The invention uses magnets to record computer data which consume virtually zero energy, solving the dilemma of how to create faster data processing speeds without the accompanying high energy costs.
Today’s data center servers consume between 2 to 5 percent of global electricity consumption, producing heat which in turn requires more power to cool the servers.
The problem is so acute that Microsoft has even submerged hundreds of its data center services in the ocean in an effort to keep them cool and cut costs.
Most data are encoded as binary information (0 or 1 respectively) through the orientation of tiny magnets, called spins, in magnetic hard-drives. The magnetic read/write head is used to set or retrieve information using electrical currents which dissipate huge amounts of energy.
Now an international team publishing in Nature has solved the problem by replacing electricity with extremely short pulses of light—the duration of one trillionth of a second—concentrated by special antennas on top of a magnet.
This new method is superfast but so energy efficient that the temperature of the magnet does not increase at all.
The team includes Dr. Rostislav Mikhaylovskiy, formerly at Radboud University and now Lancaster University; Stefan Schlauderer, Dr. Christoph Lange and Professor Rupert Huber from Regensburg University; Professor Alexey Kimel from Radboud University; and Professor Anatoly Zvezdin from the Russian Academy of Sciences.
They demonstrated this new method by pulsing a magnet with ultrashort light bursts (the duration of a millionth of a millionth of a second) at frequencies in the far infrared, the so-called terahertz spectral range.
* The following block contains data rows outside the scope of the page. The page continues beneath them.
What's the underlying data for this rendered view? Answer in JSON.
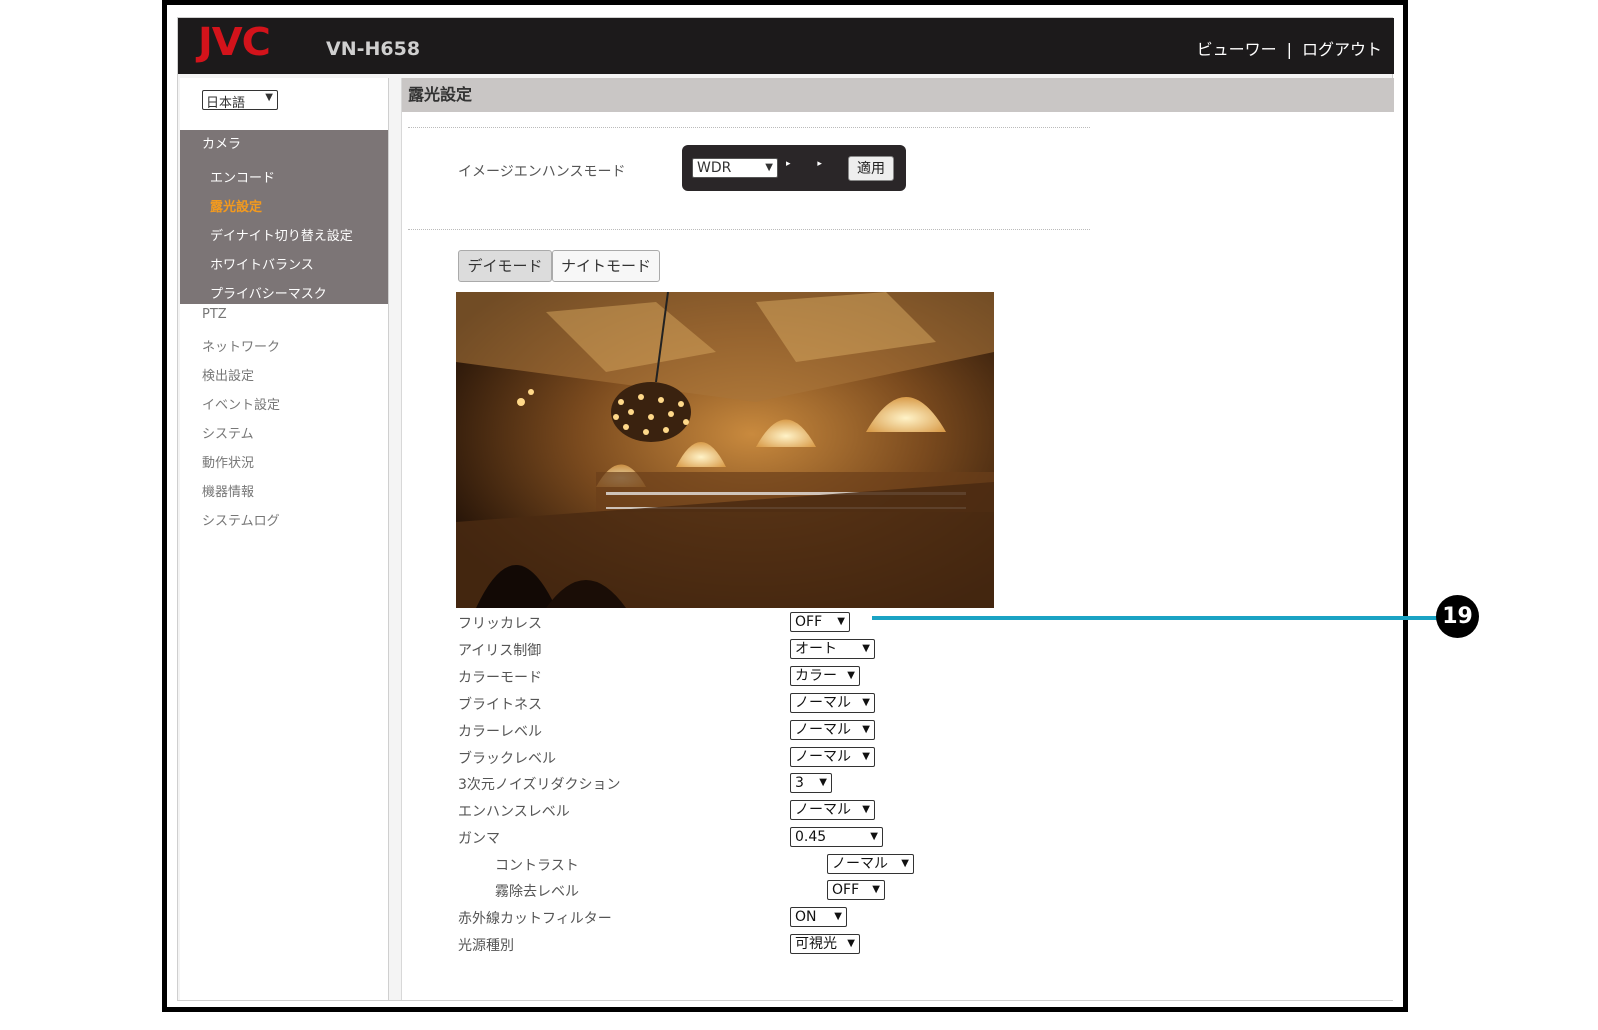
{
  "header": {
    "logo": "JVC",
    "model": "VN-H658",
    "viewer_link": "ビューワー",
    "separator": "|",
    "logout_link": "ログアウト",
    "logo_color": "#d3131b"
  },
  "sidebar": {
    "language": "日本語",
    "camera_group": "カメラ",
    "camera_items": [
      "エンコード",
      "露光設定",
      "デイナイト切り替え設定",
      "ホワイトバランス",
      "プライバシーマスク"
    ],
    "active_item": "露光設定",
    "nav_items": [
      "PTZ",
      "ネットワーク",
      "検出設定",
      "イベント設定",
      "システム",
      "動作状況",
      "機器情報",
      "システムログ"
    ]
  },
  "main": {
    "title": "露光設定",
    "image_enhance_label": "イメージエンハンスモード",
    "image_enhance_value": "WDR",
    "arrow_glyphs": "▸ ▸ ▸",
    "apply_button": "適用",
    "tabs": [
      "デイモード",
      "ナイトモード"
    ],
    "active_tab": "デイモード",
    "preview_image": "camera-preview: ornate hall interior with chandelier",
    "settings": [
      {
        "label": "フリッカレス",
        "value": "OFF",
        "indent": false
      },
      {
        "label": "アイリス制御",
        "value": "オート",
        "indent": false
      },
      {
        "label": "カラーモード",
        "value": "カラー",
        "indent": false
      },
      {
        "label": "ブライトネス",
        "value": "ノーマル",
        "indent": false
      },
      {
        "label": "カラーレベル",
        "value": "ノーマル",
        "indent": false
      },
      {
        "label": "ブラックレベル",
        "value": "ノーマル",
        "indent": false
      },
      {
        "label": "3次元ノイズリダクション",
        "value": "3",
        "indent": false
      },
      {
        "label": "エンハンスレベル",
        "value": "ノーマル",
        "indent": false
      },
      {
        "label": "ガンマ",
        "value": "0.45",
        "indent": false
      },
      {
        "label": "コントラスト",
        "value": "ノーマル",
        "indent": true
      },
      {
        "label": "霧除去レベル",
        "value": "OFF",
        "indent": true
      },
      {
        "label": "赤外線カットフィルター",
        "value": "ON",
        "indent": false
      },
      {
        "label": "光源種別",
        "value": "可視光",
        "indent": false
      }
    ]
  },
  "callout": {
    "number": "19",
    "color": "#1aa3c4"
  }
}
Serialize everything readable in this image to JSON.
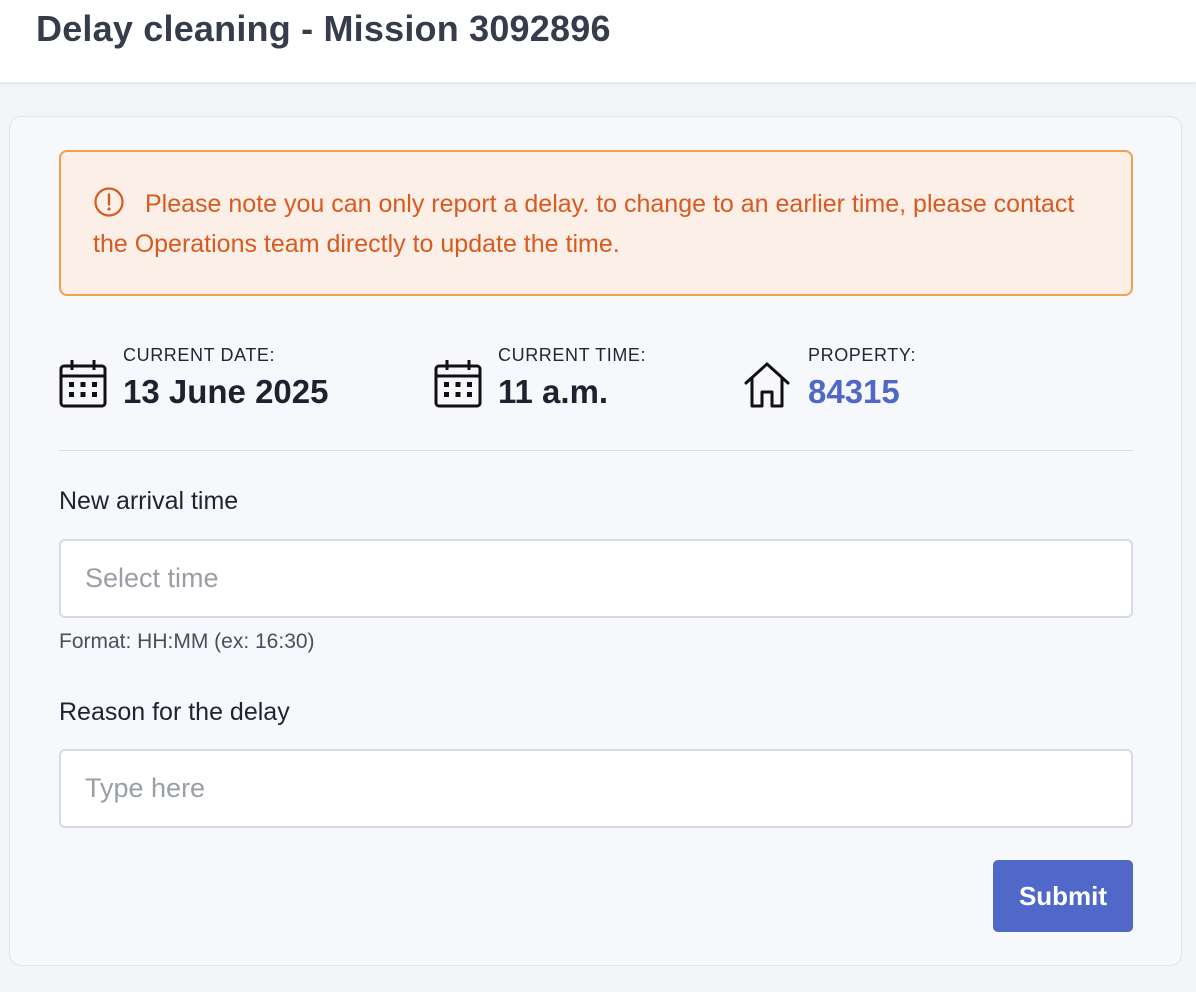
{
  "header": {
    "title": "Delay cleaning - Mission 3092896"
  },
  "alert": {
    "icon": "alert-circle-icon",
    "message": "Please note you can only report a delay. to change to an earlier time, please contact the Operations team directly to update the time.",
    "text_color": "#d95a1f",
    "border_color": "#eea24f",
    "background_color": "#fbefe8"
  },
  "info": {
    "date": {
      "icon": "calendar-icon",
      "label": "CURRENT DATE:",
      "value": "13 June 2025"
    },
    "time": {
      "icon": "calendar-icon",
      "label": "CURRENT TIME:",
      "value": "11 a.m."
    },
    "property": {
      "icon": "house-icon",
      "label": "PROPERTY:",
      "value": "84315",
      "link_color": "#4f67c6"
    }
  },
  "form": {
    "arrival": {
      "label": "New arrival time",
      "placeholder": "Select time",
      "value": "",
      "hint": "Format: HH:MM (ex: 16:30)"
    },
    "reason": {
      "label": "Reason for the delay",
      "placeholder": "Type here",
      "value": ""
    },
    "submit_label": "Submit",
    "accent_color": "#5068c7"
  }
}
However, even the strongest existing sources of the terahertz light did not provide strong enough pulses to switch the orientation of a magnet to date.
The breakthrough was achieved by utilizing the efficient interaction mechanism of coupling between spins and terahertz electric field, which was discovered by the same team.
The scientists then developed and fabricated a very small antenna on top of the magnet to concentrate and thereby enhance the electric field of light. This strongest local electric field was sufficient to navigate the magnetization of the magnet to its new orientation in just one trillionth of a second.
The temperature of the magnet did not increase at all as this process requires energy of only one quantum of the terahertz light—a photon—per spin.
Mikhaylovskiy said: “The record-low energy loss makes this approach scalable. Future storage devices would also exploit the excellent spatial definition of antenna structures enabling practical magnetic memories with simultaneously maximal energy efficiency and speed.”
He plans to carry out further research using the new ultrafast laser at Lancaster University together with accelerators at the Cockroft Institute which are able to generate intense pulses of light to allow switching magnets and to determine the practical and fundamental speed and energy limits of magnetic recording.